By JONAS ALPASAN
MANILA – For Filipino teachers, the collected tax from their honoraria as election officers that they hope to be reimbursed is a far cry from the unpaid estate taxes of the Marcos family.
“There is nothing to fret about the proposed reimbursement of the P1.5 billion ($27 million) collected taxes from 700,000 poll workers who served during the last election. If at all, they should be thanked for their service, and this can help them make ends meet amid this crisis we are in,” said Vladimer Quetua, chairperson of the Alliance of Concerned Teachers.
Last week, Marcos Jr. said that the possible revenue loss from the proposed tax breaks for teachers who served as election officers are “too substantial an impact to be foregone.”
In the proposed measure unanimously passed by the Lower House last year, the bill will also seek to reimburse the 20-percent tax deducted from the honoraria of those who served as election officers during the last national poll.
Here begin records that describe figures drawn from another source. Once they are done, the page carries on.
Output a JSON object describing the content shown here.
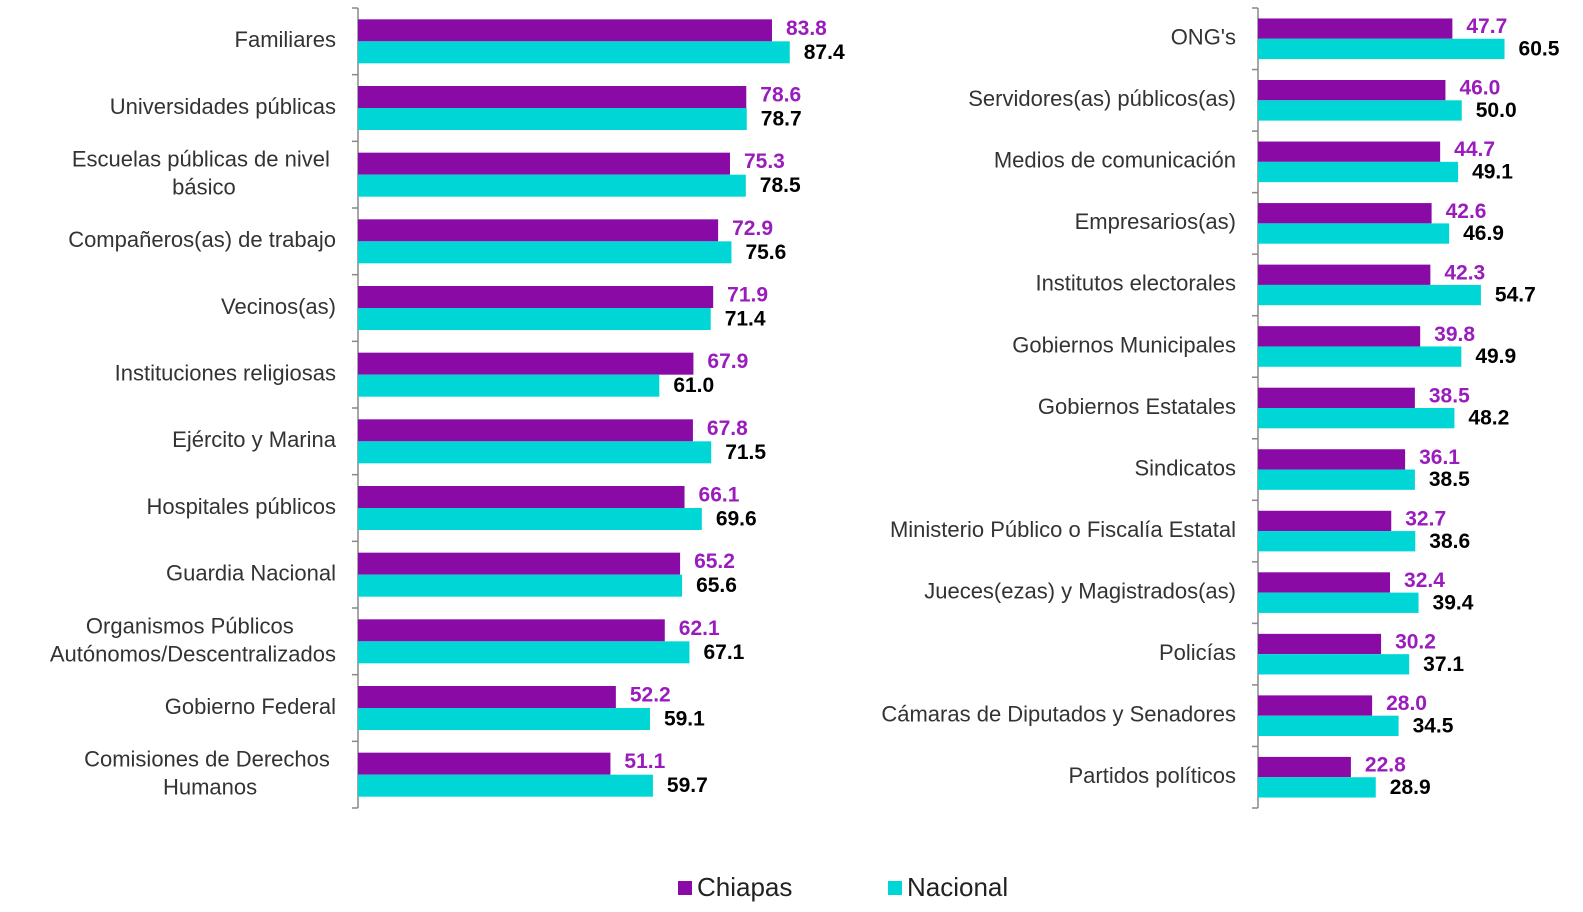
{
  "chart_data": [
    {
      "type": "bar",
      "orientation": "horizontal",
      "categories": [
        "Familiares",
        "Universidades públicas",
        "Escuelas públicas de nivel básico",
        "Compañeros(as) de trabajo",
        "Vecinos(as)",
        "Instituciones religiosas",
        "Ejército y Marina",
        "Hospitales públicos",
        "Guardia Nacional",
        "Organismos Públicos Autónomos/Descentralizados",
        "Gobierno Federal",
        "Comisiones de Derechos Humanos"
      ],
      "series": [
        {
          "name": "Chiapas",
          "color": "#8a0aa6",
          "label_color": "#9a1cbc",
          "values": [
            83.8,
            78.6,
            75.3,
            72.9,
            71.9,
            67.9,
            67.8,
            66.1,
            65.2,
            62.1,
            52.2,
            51.1
          ],
          "value_labels": [
            "83.8",
            "78.6",
            "75.3",
            "72.9",
            "71.9",
            "67.9",
            "67.8",
            "66.1",
            "65.2",
            "62.1",
            "52.2",
            "51.1"
          ]
        },
        {
          "name": "Nacional",
          "color": "#00d6d6",
          "label_color": "#000000",
          "values": [
            87.4,
            78.7,
            78.5,
            75.6,
            71.4,
            61.0,
            71.5,
            69.6,
            65.6,
            67.1,
            59.1,
            59.7
          ],
          "value_labels": [
            "87.4",
            "78.7",
            "78.5",
            "75.6",
            "71.4",
            "61.0",
            "71.5",
            "69.6",
            "65.6",
            "67.1",
            "59.1",
            "59.7"
          ]
        }
      ],
      "xlim": [
        0,
        100
      ],
      "legend": "bottom"
    },
    {
      "type": "bar",
      "orientation": "horizontal",
      "categories": [
        "ONG's",
        "Servidores(as) públicos(as)",
        "Medios de comunicación",
        "Empresarios(as)",
        "Institutos electorales",
        "Gobiernos Municipales",
        "Gobiernos Estatales",
        "Sindicatos",
        "Ministerio Público o Fiscalía Estatal",
        "Jueces(ezas) y Magistrados(as)",
        "Policías",
        "Cámaras de Diputados y Senadores",
        "Partidos políticos"
      ],
      "series": [
        {
          "name": "Chiapas",
          "color": "#8a0aa6",
          "label_color": "#9a1cbc",
          "values": [
            47.7,
            46.0,
            44.7,
            42.6,
            42.3,
            39.8,
            38.5,
            36.1,
            32.7,
            32.4,
            30.2,
            28.0,
            22.8
          ],
          "value_labels": [
            "47.7",
            "46.0",
            "44.7",
            "42.6",
            "42.3",
            "39.8",
            "38.5",
            "36.1",
            "32.7",
            "32.4",
            "30.2",
            "28.0",
            "22.8"
          ]
        },
        {
          "name": "Nacional",
          "color": "#00d6d6",
          "label_color": "#000000",
          "values": [
            60.5,
            50.0,
            49.1,
            46.9,
            54.7,
            49.9,
            48.2,
            38.5,
            38.6,
            39.4,
            37.1,
            34.5,
            28.9
          ],
          "value_labels": [
            "60.5",
            "50.0",
            "49.1",
            "46.9",
            "54.7",
            "49.9",
            "48.2",
            "38.5",
            "38.6",
            "39.4",
            "37.1",
            "34.5",
            "28.9"
          ]
        }
      ],
      "xlim": [
        0,
        80
      ]
    }
  ]
}
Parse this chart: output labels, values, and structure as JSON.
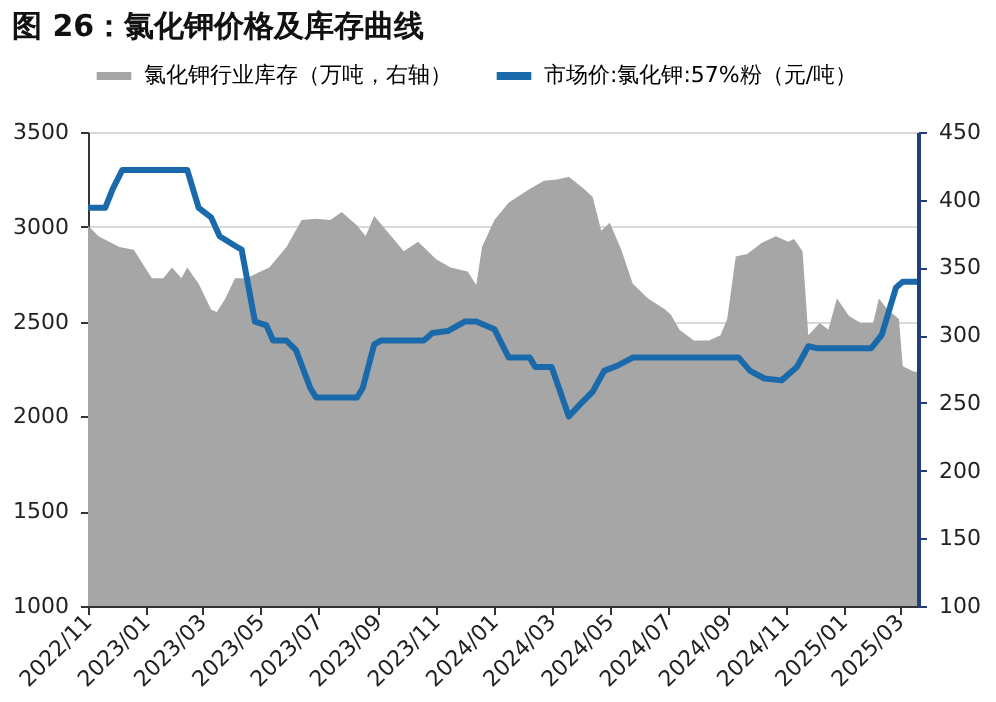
{
  "chart_data": {
    "type": "line",
    "title": "图 26：氯化钾价格及库存曲线",
    "legend": "top",
    "grid": "y",
    "xlim": [
      "2022-11-01",
      "2025-03-20"
    ],
    "xticks": [
      {
        "value": "2022-11-01",
        "label": "2022/11"
      },
      {
        "value": "2023-01-01",
        "label": "2023/01"
      },
      {
        "value": "2023-03-01",
        "label": "2023/03"
      },
      {
        "value": "2023-05-01",
        "label": "2023/05"
      },
      {
        "value": "2023-07-01",
        "label": "2023/07"
      },
      {
        "value": "2023-09-01",
        "label": "2023/09"
      },
      {
        "value": "2023-11-01",
        "label": "2023/11"
      },
      {
        "value": "2024-01-01",
        "label": "2024/01"
      },
      {
        "value": "2024-03-01",
        "label": "2024/03"
      },
      {
        "value": "2024-05-01",
        "label": "2024/05"
      },
      {
        "value": "2024-07-01",
        "label": "2024/07"
      },
      {
        "value": "2024-09-01",
        "label": "2024/09"
      },
      {
        "value": "2024-11-01",
        "label": "2024/11"
      },
      {
        "value": "2025-01-01",
        "label": "2025/01"
      },
      {
        "value": "2025-03-01",
        "label": "2025/03"
      }
    ],
    "ylim": [
      1000,
      3500
    ],
    "yticks": [
      1000,
      1500,
      2000,
      2500,
      3000,
      3500
    ],
    "y2lim": [
      100,
      450
    ],
    "y2ticks": [
      100,
      150,
      200,
      250,
      300,
      350,
      400,
      450
    ],
    "series": [
      {
        "name": "氯化钾行业库存（万吨，右轴）",
        "type": "area",
        "axis": "y2",
        "color": "#a6a6a6",
        "x": [
          "2022-11-01",
          "2022-11-12",
          "2022-12-04",
          "2022-12-19",
          "2023-01-07",
          "2023-01-19",
          "2023-01-28",
          "2023-02-07",
          "2023-02-13",
          "2023-02-25",
          "2023-03-10",
          "2023-03-16",
          "2023-03-25",
          "2023-04-04",
          "2023-04-16",
          "2023-04-28",
          "2023-05-10",
          "2023-05-28",
          "2023-06-13",
          "2023-06-28",
          "2023-07-13",
          "2023-07-25",
          "2023-08-10",
          "2023-08-19",
          "2023-08-28",
          "2023-09-10",
          "2023-09-28",
          "2023-10-13",
          "2023-11-01",
          "2023-11-16",
          "2023-12-04",
          "2023-12-13",
          "2023-12-19",
          "2024-01-01",
          "2024-01-16",
          "2024-02-07",
          "2024-02-22",
          "2024-03-07",
          "2024-03-19",
          "2024-04-04",
          "2024-04-13",
          "2024-04-22",
          "2024-05-01",
          "2024-05-13",
          "2024-05-25",
          "2024-06-10",
          "2024-06-28",
          "2024-07-04",
          "2024-07-13",
          "2024-07-28",
          "2024-08-13",
          "2024-08-25",
          "2024-09-01",
          "2024-09-10",
          "2024-09-22",
          "2024-10-07",
          "2024-10-22",
          "2024-11-04",
          "2024-11-10",
          "2024-11-19",
          "2024-11-25",
          "2024-12-07",
          "2024-12-16",
          "2024-12-25",
          "2025-01-07",
          "2025-01-19",
          "2025-02-01",
          "2025-02-07",
          "2025-02-16",
          "2025-02-28",
          "2025-03-04",
          "2025-03-16",
          "2025-03-19"
        ],
        "values": [
          381,
          373,
          365,
          363,
          342,
          342,
          350,
          342,
          350,
          338,
          319,
          317,
          327,
          342,
          342,
          346,
          350,
          365,
          385,
          386,
          385,
          391,
          381,
          373,
          388,
          377,
          362,
          369,
          356,
          350,
          347,
          337,
          365,
          385,
          398,
          408,
          414,
          415,
          417,
          408,
          402,
          377,
          383,
          363,
          338,
          327,
          319,
          315,
          304,
          296,
          296,
          300,
          312,
          358,
          360,
          368,
          373,
          369,
          371,
          362,
          300,
          309,
          304,
          327,
          314,
          309,
          309,
          327,
          319,
          312,
          277,
          273,
          273
        ]
      },
      {
        "name": "市场价:氯化钾:57%粉（元/吨）",
        "color": "#1a6aab",
        "x": [
          "2022-11-01",
          "2022-11-19",
          "2022-11-27",
          "2022-12-07",
          "2023-02-13",
          "2023-02-25",
          "2023-03-10",
          "2023-03-19",
          "2023-04-04",
          "2023-04-11",
          "2023-04-25",
          "2023-05-07",
          "2023-05-14",
          "2023-05-28",
          "2023-06-07",
          "2023-06-22",
          "2023-06-28",
          "2023-08-10",
          "2023-08-16",
          "2023-08-28",
          "2023-09-04",
          "2023-10-19",
          "2023-10-28",
          "2023-11-13",
          "2023-12-01",
          "2023-12-13",
          "2024-01-01",
          "2024-01-16",
          "2024-02-07",
          "2024-02-13",
          "2024-03-01",
          "2024-03-10",
          "2024-03-19",
          "2024-04-01",
          "2024-04-13",
          "2024-04-25",
          "2024-05-10",
          "2024-05-25",
          "2024-09-13",
          "2024-09-25",
          "2024-10-10",
          "2024-10-28",
          "2024-11-13",
          "2024-11-25",
          "2024-12-04",
          "2025-01-30",
          "2025-02-10",
          "2025-02-25",
          "2025-03-04",
          "2025-03-19"
        ],
        "values": [
          3100,
          3100,
          3200,
          3300,
          3300,
          3100,
          3050,
          2950,
          2900,
          2880,
          2500,
          2480,
          2400,
          2400,
          2350,
          2150,
          2100,
          2100,
          2150,
          2380,
          2400,
          2400,
          2440,
          2450,
          2500,
          2500,
          2460,
          2310,
          2310,
          2260,
          2260,
          2130,
          2000,
          2070,
          2130,
          2240,
          2270,
          2310,
          2310,
          2240,
          2200,
          2190,
          2260,
          2370,
          2360,
          2360,
          2430,
          2680,
          2710,
          2710
        ]
      }
    ]
  }
}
Quetua pointed out that the country’s bigger loss is the still unpaid P203 billion ($3.652 billion) estate tax of the Marcoses.
The veto of the bill, said Quetua, “is a cause for celebration for tax evaders and the rich who are enjoying tax holidays.”
How about pay hike for teachers?
Meanwhile, Quetua said there is still no word from Marcos Jr. if there will be pay hikes for Filipino teachers under his term.
In May, then presidential candidate Marcos Jr. said he would push for higher pay for Filipino teachers should he win the elections, adding that they need the support as they are molding young students to be better citizens.
But Quetua pointed out that this was not mentioned in Marcos Jr.’s first state of the nation address.